3. Files included in the project

  • data folder: Includes all the data for the ETL process and mounting points for the Docker container volumes.
    • song_data folder: Includes JSON files which contain metadata about songs and their artists.
    • log_data: Includes JSON files with log events from the music stream app.
    • superset: Includes a config file for Apache Superset with the URI for the database backend.
  • create_tables.py: Python script that drops and creates the database schema.
  • demo_dashboard.json: JSON file with the definition of the demo dashboard. This must be imported into Apache Superset.
  • docker-compose.yml: YAML file with the configuration to mount all the services required for this project using Docker containers.
  • etl.ipynb: Jupyter notebook that let's you review each step of the ETL process used in this project.
  • etl.py: Python script that executes the ETL process.
  • requirements.txt: File that lists the Python modules required in this project.
  • sql_queries.py: Python script that holds all the SQL queries used in the ETL and Notebook files.
  • superset_init.sh: Bash script that initializes the database for Apache Superset and creates the default user.
  • test.ipynb: Jupyter notebook that let's you check the data loaded in the database tables.

4. Getting started

This project relays on Docker to quickly run the services needed. In the source code you will find a docker-compose.yml file which contains the configuration to run the following:

  1. A PostgreSQL database instance.
  2. A PgAdmin instance to help managing the database.
  3. An Apache Superset instance to visualize the data through a dashboard.

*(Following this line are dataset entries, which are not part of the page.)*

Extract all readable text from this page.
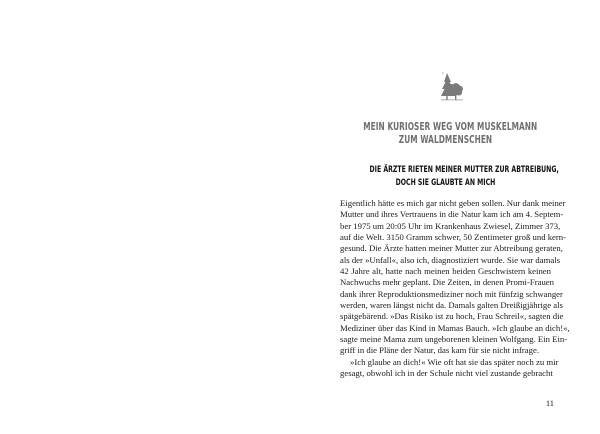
MEIN KURIOSER WEG VOM MUSKELMANN
ZUM WALDMENSCHEN
DIE ÄRZTE RIETEN MEINER MUTTER ZUR ABTREIBUNG,
DOCH SIE GLAUBTE AN MICH
Eigentlich hätte es mich gar nicht geben sollen. Nur dank meiner
Mutter und ihres Vertrauens in die Natur kam ich am 4. Septem-
ber 1975 um 20:05 Uhr im Krankenhaus Zwiesel, Zimmer 373,
auf die Welt. 3150 Gramm schwer, 50 Zentimeter groß und kern-
gesund. Die Ärzte hatten meiner Mutter zur Abtreibung geraten,
als der »Unfall«, also ich, diagnostiziert wurde. Sie war damals
42 Jahre alt, hatte nach meinen beiden Geschwistern keinen
Nachwuchs mehr geplant. Die Zeiten, in denen Promi-Frauen
dank ihrer Reproduktionsmediziner noch mit fünfzig schwanger
werden, waren längst nicht da. Damals galten Dreißigjährige als
spätgebärend. »Das Risiko ist zu hoch, Frau Schreil«, sagten die
Mediziner über das Kind in Mamas Bauch. »Ich glaube an dich!«,
sagte meine Mama zum ungeborenen kleinen Wolfgang. Ein Ein-
griff in die Pläne der Natur, das kam für sie nicht infrage.
»Ich glaube an dich!« Wie oft hat sie das später noch zu mir
gesagt, obwohl ich in der Schule nicht viel zustande gebracht
11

4.1 Setting up the services

  1. Open a terminal in the root folder of the project.
  2. Run the following command to start the services: docker-compose up
  3. Open another terminal and run the bash script superset_init.sh to create and initialize the database, create the default user and load basic configuration for Apache Superset. Note: the superset_ui container will constantly throw errors in the console until you complete this step.

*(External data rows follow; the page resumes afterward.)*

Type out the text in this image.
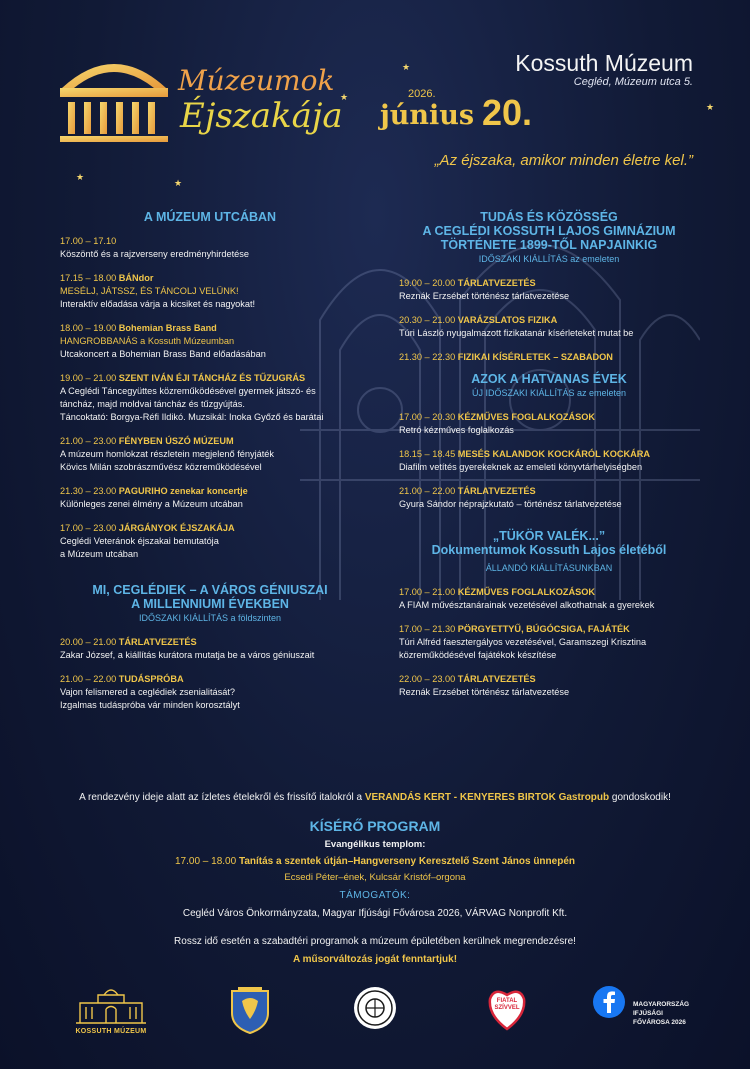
★
★
★
★
★
Múzeumok
Éjszakája
Kossuth Múzeum
Cegléd, Múzeum utca 5.
2026.
június 20.
„Az éjszaka, amikor minden életre kel.”
A MÚZEUM UTCÁBAN
17.00 – 17.10
Köszöntő és a rajzverseny eredményhirdetése
17.15 – 18.00 BÁNdor
MESÉLJ, JÁTSSZ, ÉS TÁNCOLJ VELÜNK!
Interaktív előadása várja a kicsiket és nagyokat!
18.00 – 19.00 Bohemian Brass Band
HANGROBBANÁS a Kossuth Múzeumban
Utcakoncert a Bohemian Brass Band előadásában
19.00 – 21.00 SZENT IVÁN ÉJI TÁNCHÁZ ÉS TŰZUGRÁS
A Ceglédi Táncegyüttes közreműködésével gyermek játszó- és
táncház, majd moldvai táncház és tűzgyújtás.
Táncoktató: Borgya-Réfi Ildikó. Muzsikál: Inoka Győző és barátai
21.00 – 23.00 FÉNYBEN ÚSZÓ MÚZEUM
A múzeum homlokzat részletein megjelenő fényjáték
Kövics Milán szobrászművész közreműködésével
21.30 – 23.00 PAGURIHO zenekar koncertje
Különleges zenei élmény a Múzeum utcában
17.00 – 23.00 JÁRGÁNYOK ÉJSZAKÁJA
Ceglédi Veteránok éjszakai bemutatója
a Múzeum utcában
MI, CEGLÉDIEK – A VÁROS GÉNIUSZAI
A MILLENNIUMI ÉVEKBEN
IDŐSZAKI KIÁLLÍTÁS a földszinten
20.00 – 21.00 TÁRLATVEZETÉS
Zakar József, a kiállítás kurátora mutatja be a város géniuszait
21.00 – 22.00 TUDÁSPRÓBA
Vajon felismered a ceglédiek zsenialitását?
Izgalmas tudáspróba vár minden korosztályt
TUDÁS ÉS KÖZÖSSÉG
A CEGLÉDI KOSSUTH LAJOS GIMNÁZIUM
TÖRTÉNETE 1899-TŐL NAPJAINKIG
IDŐSZAKI KIÁLLÍTÁS az emeleten
19.00 – 20.00 TÁRLATVEZETÉS
Reznák Erzsébet történész tárlatvezetése
20.30 – 21.00 VARÁZSLATOS FIZIKA
Túri László nyugalmazott fizikatanár kísérleteket mutat be
21.30 – 22.30 FIZIKAI KÍSÉRLETEK – SZABADON
AZOK A HATVANAS ÉVEK
ÚJ IDŐSZAKI KIÁLLÍTÁS az emeleten
17.00 – 20.30 KÉZMŰVES FOGLALKOZÁSOK
Retró kézműves foglalkozás
18.15 – 18.45 MESÉS KALANDOK KOCKÁRÓL KOCKÁRA
Diafilm vetítés gyerekeknek az emeleti könyvtárhelyiségben
21.00 – 22.00 TÁRLATVEZETÉS
Gyura Sándor néprajzkutató – történész tárlatvezetése
„TÜKÖR VALÉK...”
Dokumentumok Kossuth Lajos életéből
ÁLLANDÓ KIÁLLÍTÁSUNKBAN
17.00 – 21.00 KÉZMŰVES FOGLALKOZÁSOK
A FIAM művésztanárainak vezetésével alkothatnak a gyerekek
17.00 – 21.30 PÖRGYETTYŰ, BÚGÓCSIGA, FAJÁTÉK
Túri Alfréd faesztergályos vezetésével, Garamszegi Krisztina
közreműködésével fajátékok készítése
22.00 – 23.00 TÁRLATVEZETÉS
Reznák Erzsébet történész tárlatvezetése
A rendezvény ideje alatt az ízletes ételekről és frissítő italokról a VERANDÁS KERT - KENYERES BIRTOK Gastropub gondoskodik!
KÍSÉRŐ PROGRAM
Evangélikus templom:
17.00 – 18.00 Tanítás a szentek útján–Hangverseny Keresztelő Szent János ünnepén
Ecsedi Péter–ének, Kulcsár Kristóf–orgona
TÁMOGATÓK:
Cegléd Város Önkormányzata, Magyar Ifjúsági Fővárosa 2026, VÁRVAG Nonprofit Kft.
Rossz idő esetén a szabadtéri programok a múzeum épületében kerülnek megrendezésre!
A műsorváltozás jogát fenntartjuk!
KOSSUTH MÚZEUM
FIATAL SZÍVVEL	MAGYARORSZÁG
IFJÚSÁGI
FŐVÁROSA 2026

4.2 Using PgAdmin to inspect the database

  1. In your web browser go to: http://localhost:5050
  2. Log in with the username student@sparkifydemo.io and password student.
  3. Add a new server with the following:
    • Server name (connection): sparkify
    • Host: host.docker.internal
    • Port: 5432
    • Maintenance db: postgres
    • Username: student
    • Password: student

4.3 Loading the Sparkify database

  1. Open a terminal in the root folder and run python create_tables.py to create the schema.
  2. To load the data from the data folder, run python etl.py.

4.4 Visualizing the data through Superset

  1. In your web browser go to: http://localhost:8088
  2. Log in with the username student and password student.
  3. In the navigation menu, under "Data", select "Databases".
  4. Add a new database clicking on "+ Database" button in the upper right corner.
  5. Configure the connection with the following parameters:
    • Database name: sparkifydb
    • SQLAlchemy URI: postgresql+psycopg2://student:student@host.docker.internal:5432/sparkifydb
  6. Click on "Add" to create the connection.
  7. In the navigation menu, under "Settings", select "Import Dashboards".
  8. Choose the file demo_dashboard.json from the root file and assign it to the sparkifydb database.